No animals were harmed in the staging of this photo op.
No animals were harmed in the staging of this photo op.

A Humanitarian Approach to Dining

Last semester, Graduate School of Education student AnnaLise S. Hoopes ruffled feathers with her “Cage-Free Eggs” campaign, fighting for the
By Jun Li

Last semester, Graduate School of Education student AnnaLise S. Hoopes ruffled feathers with her “Cage-Free Eggs” campaign, fighting for the abolition of eggs from battery-cage facilities from our dining halls. But Hoopes doesn’t have all her cruelty-free eggs in one basket—as Harvard University Dining Services (HUDS) comes to their decision, Hoopes is focusing her attention on another cause: starting a vegetarian club on campus.

The Harvard Vegetarian Society is still an unofficial group, but is applying for official recognition from the university. “We’re trying to build a Harvard-wide community in which vegetarians can come together, share food and talk about animal welfare issues,” says Hoopes.

The Society’s motive is “not to recruit people to become vegetarian,” says member Amary K. Wiggin ’09. It is to “get Harvard to adapt a more humanitarian approach to food,” she says.

For now, the group’s main activities include a potluck dinner every Monday at Karma Yoga at 7:30 p.m.

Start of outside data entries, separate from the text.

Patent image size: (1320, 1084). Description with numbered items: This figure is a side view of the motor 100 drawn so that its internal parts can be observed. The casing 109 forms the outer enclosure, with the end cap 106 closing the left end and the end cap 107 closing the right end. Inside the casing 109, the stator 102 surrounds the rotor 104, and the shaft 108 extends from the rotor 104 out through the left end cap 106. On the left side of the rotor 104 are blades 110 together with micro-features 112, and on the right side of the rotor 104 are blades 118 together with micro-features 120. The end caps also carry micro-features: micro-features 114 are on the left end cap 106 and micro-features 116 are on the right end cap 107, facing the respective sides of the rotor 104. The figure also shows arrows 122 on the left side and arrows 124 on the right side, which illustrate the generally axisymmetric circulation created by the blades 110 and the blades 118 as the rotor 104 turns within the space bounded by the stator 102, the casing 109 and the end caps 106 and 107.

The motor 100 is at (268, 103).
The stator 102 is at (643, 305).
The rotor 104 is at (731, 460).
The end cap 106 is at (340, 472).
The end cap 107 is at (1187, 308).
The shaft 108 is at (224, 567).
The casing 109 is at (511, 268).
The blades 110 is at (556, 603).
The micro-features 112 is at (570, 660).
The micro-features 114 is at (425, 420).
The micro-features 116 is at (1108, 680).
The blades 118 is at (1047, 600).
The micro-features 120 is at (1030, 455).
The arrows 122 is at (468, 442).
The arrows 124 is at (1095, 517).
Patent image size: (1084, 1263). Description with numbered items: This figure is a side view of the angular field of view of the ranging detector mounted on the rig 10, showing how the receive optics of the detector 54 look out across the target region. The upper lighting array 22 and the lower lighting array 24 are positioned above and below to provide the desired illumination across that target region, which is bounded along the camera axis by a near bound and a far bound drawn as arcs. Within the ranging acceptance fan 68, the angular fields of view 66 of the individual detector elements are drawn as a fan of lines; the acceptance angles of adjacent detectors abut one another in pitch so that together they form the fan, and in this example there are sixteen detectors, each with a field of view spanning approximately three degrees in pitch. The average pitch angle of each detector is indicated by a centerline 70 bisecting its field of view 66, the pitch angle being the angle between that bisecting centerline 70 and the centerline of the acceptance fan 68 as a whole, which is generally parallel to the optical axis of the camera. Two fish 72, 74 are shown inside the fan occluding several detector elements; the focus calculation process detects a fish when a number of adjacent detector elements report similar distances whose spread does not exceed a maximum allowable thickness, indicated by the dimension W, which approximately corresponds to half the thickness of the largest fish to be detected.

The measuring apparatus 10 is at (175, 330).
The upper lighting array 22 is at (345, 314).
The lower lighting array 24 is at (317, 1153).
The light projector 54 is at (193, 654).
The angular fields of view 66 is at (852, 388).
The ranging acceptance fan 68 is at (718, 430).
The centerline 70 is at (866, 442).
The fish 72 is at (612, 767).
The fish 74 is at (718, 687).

But the off-campus dinner location isn’t a protest—the Harvard Vegetarian Society maintains that HUDS is a strong ally to anyone who lives a meatless life.

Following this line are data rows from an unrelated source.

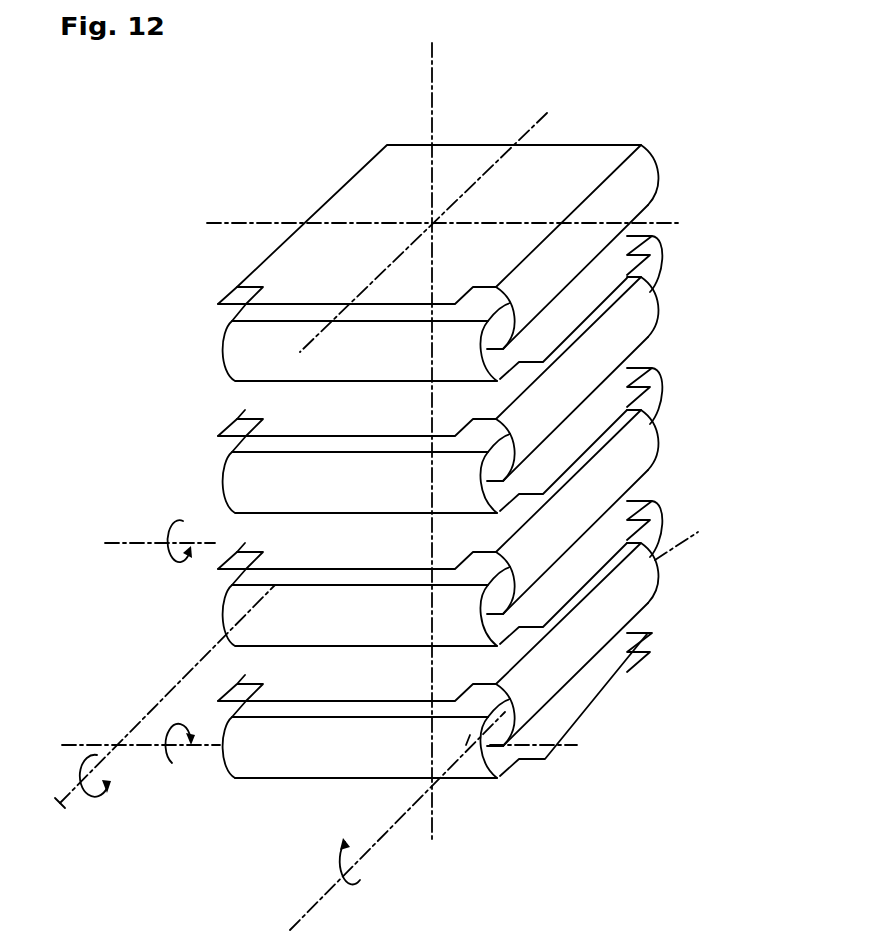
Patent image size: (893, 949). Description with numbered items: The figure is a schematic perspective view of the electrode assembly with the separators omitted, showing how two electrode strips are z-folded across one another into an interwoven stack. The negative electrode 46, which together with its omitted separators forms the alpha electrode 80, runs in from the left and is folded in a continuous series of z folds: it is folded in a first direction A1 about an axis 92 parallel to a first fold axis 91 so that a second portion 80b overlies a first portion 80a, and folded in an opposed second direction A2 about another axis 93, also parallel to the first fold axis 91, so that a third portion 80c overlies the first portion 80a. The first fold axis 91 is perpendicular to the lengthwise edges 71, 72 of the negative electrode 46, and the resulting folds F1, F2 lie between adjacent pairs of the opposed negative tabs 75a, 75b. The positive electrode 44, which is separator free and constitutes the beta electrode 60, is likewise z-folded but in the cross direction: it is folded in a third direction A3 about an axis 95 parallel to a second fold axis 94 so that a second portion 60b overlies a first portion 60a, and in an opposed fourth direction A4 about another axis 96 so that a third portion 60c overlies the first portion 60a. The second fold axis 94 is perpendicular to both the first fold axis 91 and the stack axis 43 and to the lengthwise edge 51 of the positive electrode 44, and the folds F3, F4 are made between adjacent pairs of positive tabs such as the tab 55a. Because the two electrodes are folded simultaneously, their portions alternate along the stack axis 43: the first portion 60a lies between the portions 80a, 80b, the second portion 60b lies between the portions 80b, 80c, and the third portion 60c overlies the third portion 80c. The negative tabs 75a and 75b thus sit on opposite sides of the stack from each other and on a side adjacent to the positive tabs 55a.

The stack axis 43 is at (432, 70).
The positive electrode 44 is at (575, 674).
The negative electrode 46 is at (229, 747).
The lengthwise edge 51 is at (466, 745).
The positive tab 55a is at (307, 423).
The beta electrode 60 is at (620, 603).
The first portion of the beta electrode 60a is at (510, 757).
The second portion of the beta electrode 60b is at (430, 667).
The third portion of the beta electrode 60c is at (527, 630).
The lengthwise edge 71 is at (582, 717).
The lengthwise edge 72 is at (228, 690).
The negative tab 75a is at (622, 268).
The negative tab 75b is at (240, 295).
The alpha electrode 80 is at (252, 753).
The first portion of the alpha electrode 80a is at (505, 765).
The second portion of the alpha electrode 80b is at (302, 708).
The third portion of the alpha electrode 80c is at (583, 548).
The first fold axis 91 is at (228, 222).
The axis 92 is at (70, 745).
The axis 93 is at (133, 543).
The second fold axis 94 is at (530, 130).
The axis 95 is at (318, 905).
The axis 96 is at (75, 815).
The first direction A1 is at (170, 765).
The second direction A2 is at (176, 520).
The third direction A3 is at (368, 872).
The fourth direction A4 is at (88, 797).
The fold F1 is at (348, 753).
The fold F2 is at (657, 506).
The fold F3 is at (632, 573).
The fold F4 is at (227, 642).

Even on days when vegan-friendly entrees don’t abound (for lunch on Friday Mar. 9, the only vegan dining options were miso soup and whole kennel corn), the salad bar is a perennial fallback. “You can’t really go wrong there,” says Wiggin.

HUDS pulls out all the stops to keep the lentils and tofu inspired: Director for Marketing and Communications Crista Martin meets with a vegetarian committee regularly, and has worked with Mollie Katzan, a vegetarian cookbook author whom Martin claims is a “great resource to open up options.”

From HUDS’ tofu walnut broccoli stir-fry to Felipe’s grilled vegetable burrito, vegetarians at Harvard have plenty to munch on—and now they have a community should the recipes ever run dry.